Especially with ever-mounting concerns about the economized nature of the American prison system, the militarization of police, and the proven benefits of rehabilitative vs punitive justice, it is more important than ever that people open up to the possibility that how we’ve treated drug users and abusers has only made the problem worse.
A Pew Research poll shows that over 60% of Americans are in favor of legalizing marijuana. Organizations such as Law Enforcement Action Partnership, formerly Law Enforcement Against Prohibition (LEAP), NORML, RIPAC, Regulate RI, the Marijuana Policy Project, and others have advocated for everything from legalization of medical marijuana to total legalization of all drugs for adult use. Law enforcement agreeing with these views have even been penalized or lost their jobs as a result.
RICRU supports the total legalization of marijuana for recreational and medical use. Adults should be able to consume marijuana responsibly, and grow this plant untaxed in or around their homes.
Cannabis (weed, pot, marijuana) has been legalized, decriminalized, or made legal for medical use in a majority of U.S. states. It is scientific fact that cannabis is significantly less dangerous than alcohol or cigarettes, yet it remains only decriminalized in RI, where one can receive a $150 fine for even a dollar’s worth of cannabis, and criminal charges for anything over an ounce.
Full-scale legalization is already enacted in neighboring Massachusetts, with licensed stores to sell cannabis to adults over 21 set to open within this year. Our tax dollars will be going just minutes over the border, while innocent Rhode Islanders remain terrorized for using a relatively harmless herb.

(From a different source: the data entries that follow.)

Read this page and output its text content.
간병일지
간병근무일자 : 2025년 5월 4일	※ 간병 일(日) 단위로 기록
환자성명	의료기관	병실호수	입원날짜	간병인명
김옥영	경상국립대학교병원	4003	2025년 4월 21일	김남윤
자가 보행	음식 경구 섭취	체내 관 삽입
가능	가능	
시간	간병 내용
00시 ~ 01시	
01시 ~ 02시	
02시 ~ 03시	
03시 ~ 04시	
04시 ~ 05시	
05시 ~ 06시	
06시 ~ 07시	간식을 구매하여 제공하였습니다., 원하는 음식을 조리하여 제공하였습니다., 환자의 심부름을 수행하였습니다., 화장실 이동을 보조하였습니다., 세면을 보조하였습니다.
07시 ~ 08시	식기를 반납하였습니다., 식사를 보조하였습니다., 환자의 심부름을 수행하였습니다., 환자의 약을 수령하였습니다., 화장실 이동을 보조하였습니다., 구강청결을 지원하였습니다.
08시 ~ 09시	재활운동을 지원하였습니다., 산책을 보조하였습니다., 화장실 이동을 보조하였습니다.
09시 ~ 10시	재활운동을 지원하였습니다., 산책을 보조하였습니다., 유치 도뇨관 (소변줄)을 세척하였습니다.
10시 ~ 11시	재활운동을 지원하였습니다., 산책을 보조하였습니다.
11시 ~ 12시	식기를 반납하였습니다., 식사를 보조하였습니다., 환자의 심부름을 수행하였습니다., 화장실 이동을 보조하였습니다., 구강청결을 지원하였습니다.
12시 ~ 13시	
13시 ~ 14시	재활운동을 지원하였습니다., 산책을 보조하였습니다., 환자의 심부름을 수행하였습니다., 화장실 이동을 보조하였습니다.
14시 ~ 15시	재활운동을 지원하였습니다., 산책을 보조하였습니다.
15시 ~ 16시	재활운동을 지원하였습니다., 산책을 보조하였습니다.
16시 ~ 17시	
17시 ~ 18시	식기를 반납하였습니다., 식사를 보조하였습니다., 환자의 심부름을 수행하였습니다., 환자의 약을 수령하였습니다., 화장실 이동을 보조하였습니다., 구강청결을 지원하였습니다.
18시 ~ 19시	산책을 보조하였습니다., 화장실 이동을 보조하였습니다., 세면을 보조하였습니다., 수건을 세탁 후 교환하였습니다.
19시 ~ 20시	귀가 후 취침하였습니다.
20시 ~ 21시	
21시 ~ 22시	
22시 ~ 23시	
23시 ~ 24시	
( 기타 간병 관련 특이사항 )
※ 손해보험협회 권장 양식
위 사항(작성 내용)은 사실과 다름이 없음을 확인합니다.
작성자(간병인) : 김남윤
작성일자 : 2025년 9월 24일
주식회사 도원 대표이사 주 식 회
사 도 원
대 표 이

Street sales of dangerous drugs could be virtually eliminated if drug use were treated as a public health concern. Dealers would have little incentive to deal drugs if they were regulated and legal, because like legal medications, drugs would be produced by highly-regulated companies that guaranteed the quality, dose, and type of drug. This would result in vast nationwide harm reduction and revolutionize the fight against the opioid crisis by mandating treatment instead of fines and imprisonment.
While there are a vast number of ideas about how to institute smart drug policies, we support the legalization of virtually all drugs, and that the criminal justice system be reformed to treat drug users as a social and public health concern, not as criminals to be punished and imprisoned in an environment that forces one to think like a criminal.